Saving >70% on cloud costs by maintaining reliability

In continuation of my previous post on CTO <> SRE series (thanks to all of you it received much more appreciated than I had anticipated). In this post, we’re going to discuss a real-life scenario that is further going to reduce the costs significantly.

Your startup is going through a hyper-growth phase. And you’re forced to reduce the cloud costs. Most of the common strategies don’t seem to help.

You came up with a wise insight and managed to reduce the cloud infra costs by more than 70% while maintaining the same reliability and improved overall performance.

Context

Your complete infrastructure runs on AWS, and scale is growing at a really fast pace, which led to a multi-fold increase in cloud costs month-on-month.

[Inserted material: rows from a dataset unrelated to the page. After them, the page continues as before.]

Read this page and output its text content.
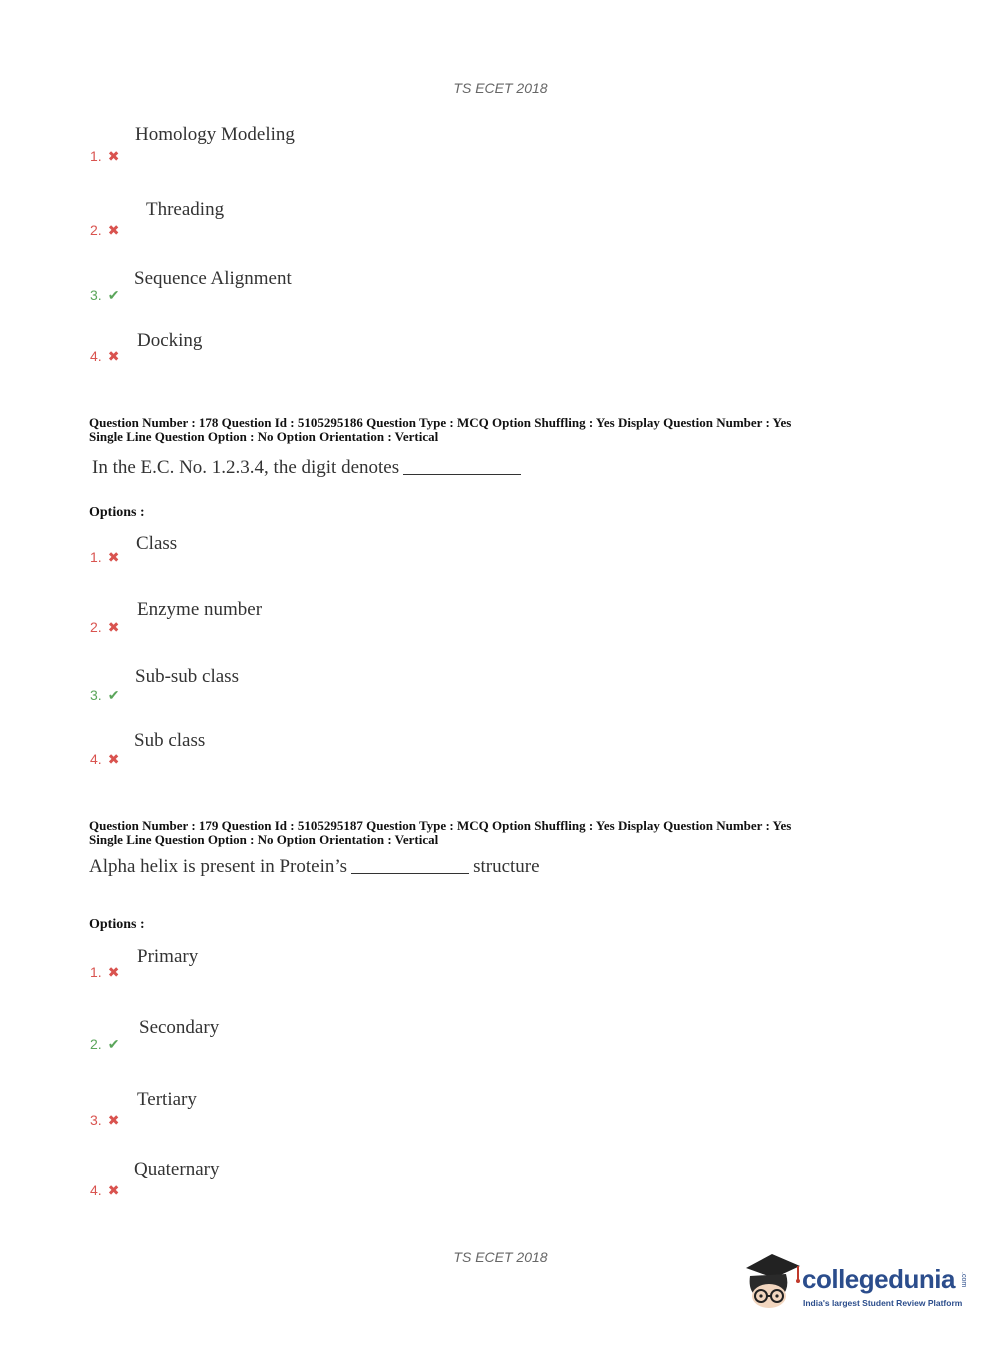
TS ECET 2018
1. ✖
Homology Modeling
2. ✖
Threading
3. ✔
Sequence Alignment
4. ✖
Docking
Question Number : 178 Question Id : 5105295186 Question Type : MCQ Option Shuffling : Yes Display Question Number : Yes
Single Line Question Option : No Option Orientation : Vertical
In the E.C. No. 1.2.3.4, the digit denotes
Options :
1. ✖
Class
2. ✖
Enzyme number
3. ✔
Sub-sub class
4. ✖
Sub class
Question Number : 179 Question Id : 5105295187 Question Type : MCQ Option Shuffling : Yes Display Question Number : Yes
Single Line Question Option : No Option Orientation : Vertical
Alpha helix is present in Protein’s	structure
Options :
1. ✖
Primary
2. ✔
Secondary
3. ✖
Tertiary
4. ✖
Quaternary
TS ECET 2018
collegedunia .com
India's largest Student Review Platform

The cost is evenly distributed across bandwidth, computing, storage, etc. The engineering team has managed to run everything in a well-optimized manner, leading to no obvious optimization in the existing setup.

Your Observations

After reviewing the infrastructure, you realized spot(pre-emptive) instances are already being used wherever possible, so that is already out of scope.

Since there’s no way to reduce the ever-increasing costs, you should find an out-of-the-box solution.

The primary concern seems to be a dependency on cloud infrastructure.

You recall attending an SRE conference where migrating to bare-metal servers (managed by 3rd parties like IONOS, Hetzner, or any other local solution provider) might lead to significant cost savings.

However, moving out of the cloud might impact reliability and even complete loss of data.

You share your thought process with the CTO, and while finishing, a clever idea strikes.

What if you leverage a hybrid approach

Migrate out of the cloud to bare metal service providers Only run the read-replicas on AWS, to leverage reliability (only ingress will have negligible bandwidth costs)

The idea looks convincing, and the CTO highlights their long-term concern about being vendor-locked will also be resolved.

Also, the team was already leveraging automated playbooks (recall kubernetes?) for server setup, so efforts for the migration turned out to be almost negligible.

Over a couple of weeks, after tie-ups with multiple vendors, you manage to migrate all the services and traffic gradually.

Learnings

There’s no need to get deciphered by hyper-scale cloud providers, and their reliability claims, and pay ~10-100x costs for everything. Also, you don’t need to manage the overhead of on-prem VMs while moving out of the cloud.

Bare metal VMs yield 10-50x better performance, because of no virtualization overhead.

It’s wise to put engineering efforts toward automating server setup playbooks and have the least dependency on cloud-providers workflows.